Kurbanın hikmeti klasik İslâm kültüründe hep kan akıtmak olarak ifade edilmiştir. Buna göre “kesilen kurbanın etinin yenmesi, derisi ve diğer parçalarından âzami ölçüde yararlanılması ibadetin özüyle alâkalı bir gereklilik olmayıp ikinci derecede yararlar, ibadetin dünyevî boyutu ve anlamı olarak görülmüştür. Yine klasik doktrinde kurban ibadetinin rüknünün kan akıtma olarak belirlenmesi mücerret bir itlâf ameliyesi değil, bu ibadette derunî bir hal olan kulluk bilinç ve iradesinin ifadesi olarak kabul edilmiştir[3]. Kurban ibadetinin birincil hikmetini kan akıtmaktan ibaret görmek bir yönüyle Yahudiliğin yakmalık kurban ayininin ve İslam öncesi pagan kültürünün izlerini taşımaktadır. Çünkü bütün bu dinlerde kurbandan maksat kurban etinin muhtaçlara dağıtılması değil, ilahların gazabını teskin etmek, ondan gelecek belaları defetmek, böylece bolluk ve berekete kavuşmaktır. Oysa İslâmî kurbanı nasıl hikmetini insanların et ihtiyacını sağlamak, bu suretle yakın komşularla ve fakirlerle iletişim ve dostluk aracı olarak görmek gerekir. Birinci anlayışa göre Tanrı, hayvanın kanının akıtılmasıyla mutlu olurken, ikinci. Yani İslâmî yaklaşıma göre Allah, kurbanlık hayvanın kesilmesinden değil, insanların onların etleriyle sevinmesi dolayısıyla razı olur.Aksi bir durum bir taraftan İslâm öncesi dinleri ve kültürleri çağrıştırırken, diğer taraftan hayvan ve et israfına sebep olacaktır. Yüzyıllar boyunca devam eden “kurbandan maksat kan akıtmaktır” anlayışı yüzünden kurban bayramı günlerinde başta Mekke’de Mina olmak üzere mahalleler ve sokaklar dinimizin nezafetiyle bağdaşması mümkün olmayan berbat kokulu ve görüntülü mezbahanelere dönüşmüş; kurbanlar telef edilmiş ve kurban sahipleri kurban etlerini dağıtmayarak kavurma haline getirmişlerdir.Ya da kurbanlar gerçek niyetleri ve ihlasları meçhul vakıf, dernek ve cemaatlere bağışlanmak suretiyle hepten heder edilmiştir. İslâm ülkelerinde ve özellikle de Türkiye’de genel anlayış hâlen de bu yöndedir.

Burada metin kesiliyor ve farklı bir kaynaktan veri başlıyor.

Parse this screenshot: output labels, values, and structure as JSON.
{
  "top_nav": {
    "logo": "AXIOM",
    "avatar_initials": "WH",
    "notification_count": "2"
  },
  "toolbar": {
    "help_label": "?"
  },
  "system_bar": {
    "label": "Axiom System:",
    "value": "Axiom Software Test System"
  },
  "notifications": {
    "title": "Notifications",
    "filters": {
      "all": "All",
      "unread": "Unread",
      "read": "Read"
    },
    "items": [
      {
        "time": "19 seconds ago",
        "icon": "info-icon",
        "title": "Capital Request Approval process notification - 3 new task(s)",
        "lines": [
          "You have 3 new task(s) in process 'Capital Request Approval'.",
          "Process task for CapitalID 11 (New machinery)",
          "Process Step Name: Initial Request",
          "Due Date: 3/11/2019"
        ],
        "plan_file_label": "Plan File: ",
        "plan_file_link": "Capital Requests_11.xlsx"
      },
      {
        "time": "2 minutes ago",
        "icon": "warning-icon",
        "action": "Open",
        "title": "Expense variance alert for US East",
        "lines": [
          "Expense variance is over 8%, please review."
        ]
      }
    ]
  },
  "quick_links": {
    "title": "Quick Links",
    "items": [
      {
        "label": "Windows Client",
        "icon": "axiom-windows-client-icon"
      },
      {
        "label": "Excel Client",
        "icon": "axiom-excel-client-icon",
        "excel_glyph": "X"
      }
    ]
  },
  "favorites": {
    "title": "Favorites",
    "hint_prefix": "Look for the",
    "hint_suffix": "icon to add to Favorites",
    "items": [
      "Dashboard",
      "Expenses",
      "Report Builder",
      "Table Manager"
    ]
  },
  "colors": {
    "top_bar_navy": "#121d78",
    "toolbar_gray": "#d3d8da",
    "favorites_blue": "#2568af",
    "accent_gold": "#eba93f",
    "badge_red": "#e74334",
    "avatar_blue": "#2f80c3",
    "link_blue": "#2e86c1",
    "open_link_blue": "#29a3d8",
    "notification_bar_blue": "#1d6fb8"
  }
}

Oysa bunların hiçbiri İslâm’ın asla kabul edeceği şeyler değildir. Böyle bir sakat uygulamanın en birincil sebebi kurban ibadetinin hikmetinin bayram günlerinde kan akıtmaktan ibaret olduğu düşüncesidir. Sonuç olarak, kurban kesmeyi sadece kan akıtmaktan ibaret eylem olarak görmek, onun asıl hikmetine karşı kayıtsızlığa ve duyarsızlığa sebep olmuş ve bunun sonucunda da bu tür olumsuzluklar yaşanmıştır diyebiliriz.

Kurban kesmeyi, insanın sevdiği bir varlığı yani malını Allah ve insanlık için feda ederek imanını somut şekilde ifade etmesi olarak görmek elbette makul bir yaklaşımdır. Danimarkalı filozof daha da ileri giderek İbrahim’in, oğlu İshak’ı[4] kurban kesme teşebbüsünü “kişinin, oğlunun katledilmesini mübarek kılan iman” olarak görür[5].

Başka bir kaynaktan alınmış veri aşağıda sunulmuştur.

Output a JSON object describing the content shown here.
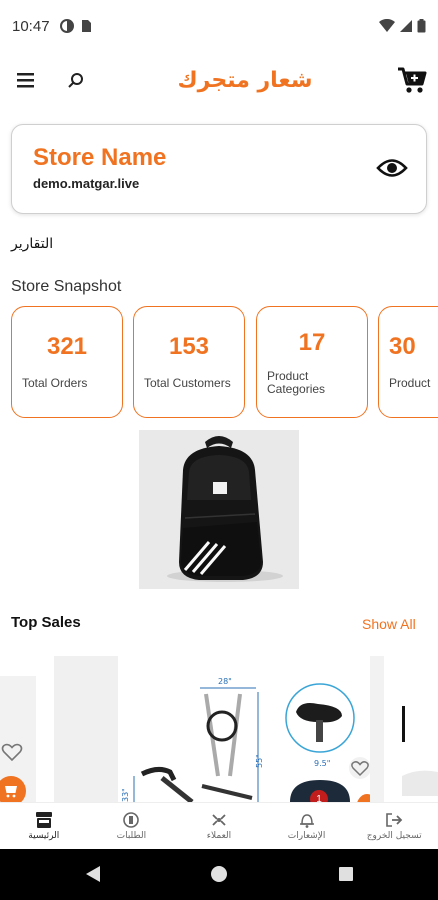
{
  "status_bar": {
    "time": "10:47"
  },
  "app_bar": {
    "logo_text": "شعار متجرك"
  },
  "store_card": {
    "name": "Store Name",
    "domain": "demo.matgar.live"
  },
  "reports_label": "التقارير",
  "snapshot": {
    "title": "Store Snapshot",
    "stats": [
      {
        "value": "321",
        "label": "Total Orders"
      },
      {
        "value": "153",
        "label": "Total Customers"
      },
      {
        "value": "17",
        "label": "Product Categories"
      },
      {
        "value": "30",
        "label": "Product"
      }
    ]
  },
  "top_sales": {
    "title": "Top Sales",
    "show_all": "Show All",
    "dimension_labels": [
      "28\"",
      "55\"",
      "33\""
    ],
    "badge_count": "1"
  },
  "bottom_nav": {
    "items": [
      {
        "label": "الرئيسية",
        "icon": "store-icon",
        "active": true
      },
      {
        "label": "الطلبات",
        "icon": "orders-icon",
        "active": false
      },
      {
        "label": "العملاء",
        "icon": "customers-icon",
        "active": false
      },
      {
        "label": "الإشعارات",
        "icon": "bell-icon",
        "active": false
      },
      {
        "label": "تسجيل الخروج",
        "icon": "logout-icon",
        "active": false
      }
    ]
  },
  "colors": {
    "accent": "#f07321",
    "badge": "#c21d1d"
  }
}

Kurbanın iç organın temizlenip ihtiyaç sahiplerinin evlerine kadar götürülüp teslim edilip onlarla bayramlaşmak da kurbanın ayrı bir hikmeti olmalıdır. Böylece zengin kimse, kurban kesme sırasında kurbanlık hayvana karşı takındığı haşin tavrı kurban etini dağıtırken insanlara karşı gösterdiği tevazu ve mahviyet duygusu sayesinde dengelemiş olacaktır. Bu durum özellikle şehirlerin kozmopolitleştiği çağımızda daha da önemli hale gelmiştir. Çünkü şehirler artık lüks semtler ve gecekondu bölgeleri olarak kutuplaşmış, bunun sonucunda zenginlerle fakirler arasındaki iletişim çok zayıflamış ve insanlar birbirine yabancılaşmıştır. Zenginlerin genç yaştaki çocukları ve torunlarıyla birlikte kurban etlerini bu mahallelere götürerek bizzat kendi eliyle dağıtması toplumsal barışı ve empatiyi daha da geliştirecektir. Böyle bir bayram ziyareti özellikle delikanlı yaşlarındaki çocuklar için gereklidir.

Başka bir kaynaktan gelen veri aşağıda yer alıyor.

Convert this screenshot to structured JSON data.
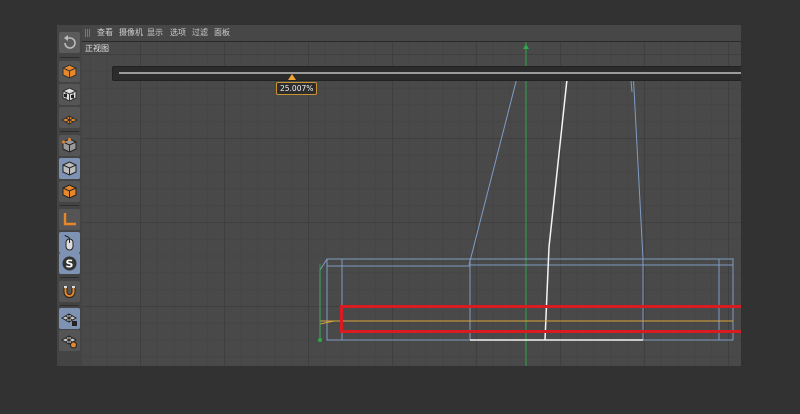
{
  "menubar": {
    "items": [
      "查看",
      "摄像机",
      "显示",
      "选项",
      "过滤",
      "面板"
    ]
  },
  "viewport": {
    "label": "正视图"
  },
  "slider": {
    "value_label": "25.007%",
    "value_percent": 25.007
  },
  "toolbar": {
    "icons": [
      "undo-icon",
      "cube-icon",
      "checker-cube-icon",
      "checker-plane-icon",
      "wire-cube-icon",
      "solid-cube-icon",
      "orange-cube-icon",
      "axis-icon",
      "mouse-icon",
      "s-icon",
      "magnet-icon",
      "grid-lock-icon",
      "grid-gear-icon"
    ]
  },
  "colors": {
    "accent_orange": "#f2a535",
    "highlight_red": "#d81c22",
    "wire_blue": "#7f9cc4",
    "axis_green": "#2fa84a"
  }
}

Kurban kesilmesinin diğer bir hikmeti de insanların kan görmeye alışmasını sağlamaktır diyebiliriz. Hayat sadece zevk ve eğlenceden ibaret olmayıp, ölüm, kaza, ağır hastalık, şiddet ve savaş gibi nice acı sürprizlere de gebedir. Böyle durularda bazı kimselerin kan görmeye karşı tahammül edemedikleri de gerçektir. Oysa çocukluğunda evlerinin bahçesinde kurban kesilmesine bizzat şahit olan ve hatta büyüklerine yardım eden kimselerin böyle bir probleminin olmadığı görülecektir. Üstelik bunların bu konulardaki ruh sağlığı da gayet yerindedir. Türklerin bütün savaşlarda süngü harbindeki tartışmasız üstünlüğünün sırlarından biri de bu olmalıdır.

d. İsraf açısından

Kurban kesilmesinin hükmü ve uyulacak kurallar konusu İslam’ın temel hassasiyetlerinden biri olan “israf” açısından şimdiye kadar hiç değerlendirilmemiştir. Oysa bu israf da fıkıhta “sedd-i zeria” ve “mesalih-i mürsele” gibi dinî deliller arasında yerini alması gerekirdi. Böyle bir bakış açısının, İslâm dininin bedevi değil, uygarlık dini yolunda yeni imkânlar kazandıracağına şüphe yoktur.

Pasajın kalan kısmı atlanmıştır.